“Yes, many times, Miss de la Vera, but I was always met by Colonel de Crespigney, who told me that you were occupied and could not see me.”
“But in the first place, you must have seen one of the servants. Did you then ask for me, or for the colonel?”
“For you, Miss de la Vera. I always asked the servant I happened to see to take my respectful message to yourself, that I waited on you, according to your orders. And always Colonel de Crespigney came out and told me that you were engaged, or words to the same effect, and so dismissed me, showing by his manner that he considered my call impertinent. Yet, as he did not actually forbid me to come again, and as I considered that I was acting under your orders, I continued to come once or twice a week. I was on my way to the house when we met.”
“Oh!” burst forth Gloria, with one of her irrepressible impulses. “I think it was most outrageous for any one to interfere with my liberty of action in that way! I will never submit to such control!
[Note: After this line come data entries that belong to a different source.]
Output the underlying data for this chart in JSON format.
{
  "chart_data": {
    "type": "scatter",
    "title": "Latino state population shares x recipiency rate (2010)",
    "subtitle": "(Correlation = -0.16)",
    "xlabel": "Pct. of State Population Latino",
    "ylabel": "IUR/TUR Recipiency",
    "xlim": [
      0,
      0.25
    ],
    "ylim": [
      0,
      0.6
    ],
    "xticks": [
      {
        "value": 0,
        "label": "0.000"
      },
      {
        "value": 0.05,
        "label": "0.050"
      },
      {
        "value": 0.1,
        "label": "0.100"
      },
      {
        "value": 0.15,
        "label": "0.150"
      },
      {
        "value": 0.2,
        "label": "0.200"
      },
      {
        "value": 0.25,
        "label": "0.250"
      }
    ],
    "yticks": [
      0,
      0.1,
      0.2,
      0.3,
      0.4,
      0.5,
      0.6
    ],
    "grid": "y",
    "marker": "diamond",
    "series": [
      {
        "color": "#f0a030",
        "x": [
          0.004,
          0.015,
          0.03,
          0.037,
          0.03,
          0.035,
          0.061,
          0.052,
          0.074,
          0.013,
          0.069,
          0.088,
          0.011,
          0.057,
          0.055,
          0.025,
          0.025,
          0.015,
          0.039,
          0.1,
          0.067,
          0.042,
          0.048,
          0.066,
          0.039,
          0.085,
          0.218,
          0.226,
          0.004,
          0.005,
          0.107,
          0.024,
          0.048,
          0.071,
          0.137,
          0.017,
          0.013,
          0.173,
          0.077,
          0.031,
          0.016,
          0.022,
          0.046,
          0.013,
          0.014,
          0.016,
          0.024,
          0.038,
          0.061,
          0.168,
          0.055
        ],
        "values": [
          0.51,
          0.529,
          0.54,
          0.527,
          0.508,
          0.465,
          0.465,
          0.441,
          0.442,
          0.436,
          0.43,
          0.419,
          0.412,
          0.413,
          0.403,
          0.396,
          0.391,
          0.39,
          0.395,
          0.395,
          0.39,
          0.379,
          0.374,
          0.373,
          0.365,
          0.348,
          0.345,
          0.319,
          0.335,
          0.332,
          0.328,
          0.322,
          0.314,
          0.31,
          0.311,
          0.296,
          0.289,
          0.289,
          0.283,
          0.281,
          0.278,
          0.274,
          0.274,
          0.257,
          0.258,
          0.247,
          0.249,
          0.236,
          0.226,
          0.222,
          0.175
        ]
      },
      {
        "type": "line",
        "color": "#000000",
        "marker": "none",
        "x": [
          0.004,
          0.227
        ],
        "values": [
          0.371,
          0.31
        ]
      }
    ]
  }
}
Never! It was the farthest thing from my dear father’s thoughts that my will should be so hampered! He made every provision for my freedom and happiness!”
“Miss de la Vera,” said the young man, speaking conscientiously and generously, “I think your guardian acted for the best. He had the right to deny any visitor to you whom he disapproved of for any reason. My grandmother said so when I told her of my failure. And she always said, besides, that Colonel de Crespigney was the most indulgent guardian that she ever heard of, and that you had more freedom, even when a child, than any young lady she ever knew, having your own way in almost everything. And you know my old grandmother is a wise and good woman.”
“Yes, I know she is, and I honor her, and I love her dearly, and that is the reason why I wanted so much to go to see her, and asked you to come and row me over in the boat. And to think you came so often and I did not know it. Oh-h!”
“Perhaps I ought not to have persisted in coming. Perhaps I ought to have taken a hint from the colonel’s manner, and stayed away after my first repulse,” said the young fisherman.
“No, you ought not, David Lindsay. You ought to have minded me rather than him!” said the little autocrat.
“Then I ought not to have told you of my repeated rebuffs to stir up angry feelings in your bosom.”
“Now, how could you help it with such a catechiser as I am? You could not tell a falsehood by saying that you had not been there, and you could not act a falsehood by keeping silence.”